Day 1 – shiny stole the show
The first stream was all things Shiny. With all the hype surrounding Shiny in the past few years, it didn’t disappoint.
Joe Cheng spoke at the EARL London Conference in September last year about the exciting new feature allowing users to take advantage of asynchronous programming within Shiny applications through the use of the promises
package. It was great to see a live demo of how this new feature can be utilised to scale Shiny apps and reduce wait time.
The JavaScript inspired promises
are not just Shiny specific and Joe is hoping to release the package on CRAN soon. In the meantime you can check out the package here.
At mango we’re already excited to start streamlining existing and future customer applications using promises
. From a business point of view, it’s going to allow us to build more efficient and complex applications.
Straight after Joe was RStudio’s Winston Chang. Winston gave another great demo – this time showing the new features of the shinytest
package. As well as improved user interaction, compared to previous shinytest
versions, Winston demonstrated the latest snapshot comparison feature. This allows users to compare snapshots side by side when re-running tests and interactively dragging images to compare between them.
This is another potentially exciting breakthrough in the world of Shiny. Testing user interface components of a Shiny app has historically been a manual process, so formalising this process with shinytest
will hopefully provide the framework to take proof of concept applications into a validated production ready state. You can check out the latest version here.
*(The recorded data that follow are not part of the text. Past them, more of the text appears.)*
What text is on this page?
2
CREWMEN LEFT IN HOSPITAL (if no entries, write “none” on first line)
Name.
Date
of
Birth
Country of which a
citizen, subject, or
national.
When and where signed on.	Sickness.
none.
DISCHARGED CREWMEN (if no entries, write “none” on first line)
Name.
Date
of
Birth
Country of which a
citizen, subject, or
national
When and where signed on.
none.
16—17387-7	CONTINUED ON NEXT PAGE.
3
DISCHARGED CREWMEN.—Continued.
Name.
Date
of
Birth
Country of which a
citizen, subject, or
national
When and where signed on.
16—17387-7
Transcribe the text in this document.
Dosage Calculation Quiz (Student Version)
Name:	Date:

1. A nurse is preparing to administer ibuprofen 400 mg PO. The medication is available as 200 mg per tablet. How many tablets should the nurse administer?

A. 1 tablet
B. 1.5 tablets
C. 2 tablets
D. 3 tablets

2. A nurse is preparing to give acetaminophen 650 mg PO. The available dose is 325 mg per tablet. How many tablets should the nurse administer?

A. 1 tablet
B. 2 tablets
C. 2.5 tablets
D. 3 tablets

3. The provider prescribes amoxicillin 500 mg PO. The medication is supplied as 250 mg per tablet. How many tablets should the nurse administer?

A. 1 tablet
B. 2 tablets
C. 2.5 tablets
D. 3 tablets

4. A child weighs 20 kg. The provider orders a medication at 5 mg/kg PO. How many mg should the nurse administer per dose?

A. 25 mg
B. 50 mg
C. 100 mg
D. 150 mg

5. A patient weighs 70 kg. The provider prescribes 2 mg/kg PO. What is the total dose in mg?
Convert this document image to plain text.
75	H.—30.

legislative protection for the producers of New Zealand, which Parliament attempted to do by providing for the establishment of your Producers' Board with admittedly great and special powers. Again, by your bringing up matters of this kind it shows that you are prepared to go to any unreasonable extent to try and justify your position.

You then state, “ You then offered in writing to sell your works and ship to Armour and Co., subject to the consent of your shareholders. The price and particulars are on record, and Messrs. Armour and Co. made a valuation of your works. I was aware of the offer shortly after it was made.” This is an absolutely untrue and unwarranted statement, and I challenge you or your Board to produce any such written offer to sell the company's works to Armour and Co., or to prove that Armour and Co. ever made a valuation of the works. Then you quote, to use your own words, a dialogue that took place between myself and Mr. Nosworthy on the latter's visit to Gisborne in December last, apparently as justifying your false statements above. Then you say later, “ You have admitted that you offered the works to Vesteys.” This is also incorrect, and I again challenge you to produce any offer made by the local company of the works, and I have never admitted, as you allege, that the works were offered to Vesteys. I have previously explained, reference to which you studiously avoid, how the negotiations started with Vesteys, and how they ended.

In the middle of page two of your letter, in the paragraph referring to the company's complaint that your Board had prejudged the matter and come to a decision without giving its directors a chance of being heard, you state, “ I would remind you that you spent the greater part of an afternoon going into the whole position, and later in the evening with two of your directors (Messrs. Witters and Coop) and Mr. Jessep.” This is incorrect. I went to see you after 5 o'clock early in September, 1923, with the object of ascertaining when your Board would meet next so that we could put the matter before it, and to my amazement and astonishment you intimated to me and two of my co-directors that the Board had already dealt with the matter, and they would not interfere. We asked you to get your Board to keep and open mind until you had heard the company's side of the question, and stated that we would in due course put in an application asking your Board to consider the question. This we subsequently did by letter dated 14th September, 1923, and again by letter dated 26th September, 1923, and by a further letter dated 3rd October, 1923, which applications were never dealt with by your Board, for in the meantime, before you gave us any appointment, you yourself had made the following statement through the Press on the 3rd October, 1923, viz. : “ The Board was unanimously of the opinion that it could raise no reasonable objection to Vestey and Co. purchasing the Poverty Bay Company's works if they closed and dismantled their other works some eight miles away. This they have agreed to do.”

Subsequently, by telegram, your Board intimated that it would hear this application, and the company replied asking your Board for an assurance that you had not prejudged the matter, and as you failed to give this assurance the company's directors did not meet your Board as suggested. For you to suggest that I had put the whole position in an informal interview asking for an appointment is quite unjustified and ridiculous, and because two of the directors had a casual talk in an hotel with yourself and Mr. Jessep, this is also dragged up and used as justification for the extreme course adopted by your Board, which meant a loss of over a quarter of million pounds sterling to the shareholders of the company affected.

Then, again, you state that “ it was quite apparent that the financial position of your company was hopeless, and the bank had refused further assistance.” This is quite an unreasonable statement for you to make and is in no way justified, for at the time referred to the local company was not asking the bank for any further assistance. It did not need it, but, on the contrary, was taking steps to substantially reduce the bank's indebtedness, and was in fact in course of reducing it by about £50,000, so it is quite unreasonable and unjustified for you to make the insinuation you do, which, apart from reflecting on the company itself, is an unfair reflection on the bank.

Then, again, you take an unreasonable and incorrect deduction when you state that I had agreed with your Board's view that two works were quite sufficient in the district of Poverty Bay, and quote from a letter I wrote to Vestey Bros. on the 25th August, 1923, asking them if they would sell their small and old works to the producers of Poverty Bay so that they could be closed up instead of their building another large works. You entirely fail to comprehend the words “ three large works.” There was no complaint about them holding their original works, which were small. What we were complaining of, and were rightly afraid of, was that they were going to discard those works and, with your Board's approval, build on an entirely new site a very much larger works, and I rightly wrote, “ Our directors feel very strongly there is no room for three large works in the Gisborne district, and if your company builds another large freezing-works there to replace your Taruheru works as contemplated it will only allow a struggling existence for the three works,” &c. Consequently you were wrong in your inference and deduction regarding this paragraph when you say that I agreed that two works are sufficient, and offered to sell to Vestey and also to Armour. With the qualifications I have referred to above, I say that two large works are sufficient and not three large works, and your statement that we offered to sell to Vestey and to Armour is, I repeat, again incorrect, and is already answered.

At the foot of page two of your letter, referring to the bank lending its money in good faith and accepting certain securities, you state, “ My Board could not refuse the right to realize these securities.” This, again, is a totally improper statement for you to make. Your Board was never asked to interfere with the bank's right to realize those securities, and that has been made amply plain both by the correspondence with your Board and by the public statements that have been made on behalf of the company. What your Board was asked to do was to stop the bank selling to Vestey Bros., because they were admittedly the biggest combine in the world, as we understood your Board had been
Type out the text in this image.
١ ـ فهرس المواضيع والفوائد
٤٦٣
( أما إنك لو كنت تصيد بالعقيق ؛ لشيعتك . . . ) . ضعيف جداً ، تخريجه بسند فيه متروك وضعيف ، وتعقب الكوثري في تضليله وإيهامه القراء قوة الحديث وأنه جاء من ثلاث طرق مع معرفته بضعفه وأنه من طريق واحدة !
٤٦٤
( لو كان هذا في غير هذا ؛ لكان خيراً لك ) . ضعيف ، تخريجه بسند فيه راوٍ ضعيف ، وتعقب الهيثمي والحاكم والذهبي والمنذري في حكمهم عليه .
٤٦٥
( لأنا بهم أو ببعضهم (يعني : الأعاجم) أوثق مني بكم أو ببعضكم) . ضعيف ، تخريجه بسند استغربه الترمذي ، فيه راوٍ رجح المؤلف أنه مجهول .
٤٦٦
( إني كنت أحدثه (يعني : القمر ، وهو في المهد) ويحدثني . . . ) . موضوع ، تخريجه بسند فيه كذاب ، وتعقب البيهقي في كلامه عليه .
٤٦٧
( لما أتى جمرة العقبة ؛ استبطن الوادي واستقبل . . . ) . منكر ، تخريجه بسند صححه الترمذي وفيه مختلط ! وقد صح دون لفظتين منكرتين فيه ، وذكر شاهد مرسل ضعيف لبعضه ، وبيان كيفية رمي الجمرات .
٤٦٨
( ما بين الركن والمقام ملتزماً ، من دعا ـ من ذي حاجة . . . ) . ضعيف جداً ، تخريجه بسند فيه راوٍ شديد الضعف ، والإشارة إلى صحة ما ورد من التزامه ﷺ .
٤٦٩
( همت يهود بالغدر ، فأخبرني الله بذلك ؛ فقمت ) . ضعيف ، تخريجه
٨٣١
We were also excited to hear RStudio have built their own load testing tools which they’ll make available for us as well. Traditional tools for load testing often are incompatible with Shiny apps. RStudio’s main goals were to create something that’s easy to use, can simulate large number of users, and can work well with Shiny apps. It has multiple features in its workflow, such as recording, playback, and result analysis, and we envisage it enabling our customers to get really in-depth metrics on their Shiny apps.
Day 2 – machine learning
Aside from Shiny, a main theme of the conference was undoubtedly machine learning.
Day 2 kicked off with a key note from J.J Allaire, RStudio’s CEO. J.J’s presentation “Machine Learning with R and TensorFlow” was a fantastic insight into how RStudio have been busy in the past year making TensorFlow’s numerical computing library available to the R community. The keras
package opens up the whole TensorFlow functionality for easy use in R, without the need to learn Python. It was great to hear TensorFlow explained in such a clear way and has already sparked interest and demand at Mango for our new “Deep Learning with keras in R” course (which, you can attend if you sign up for the EARL London Conference _hint hint)).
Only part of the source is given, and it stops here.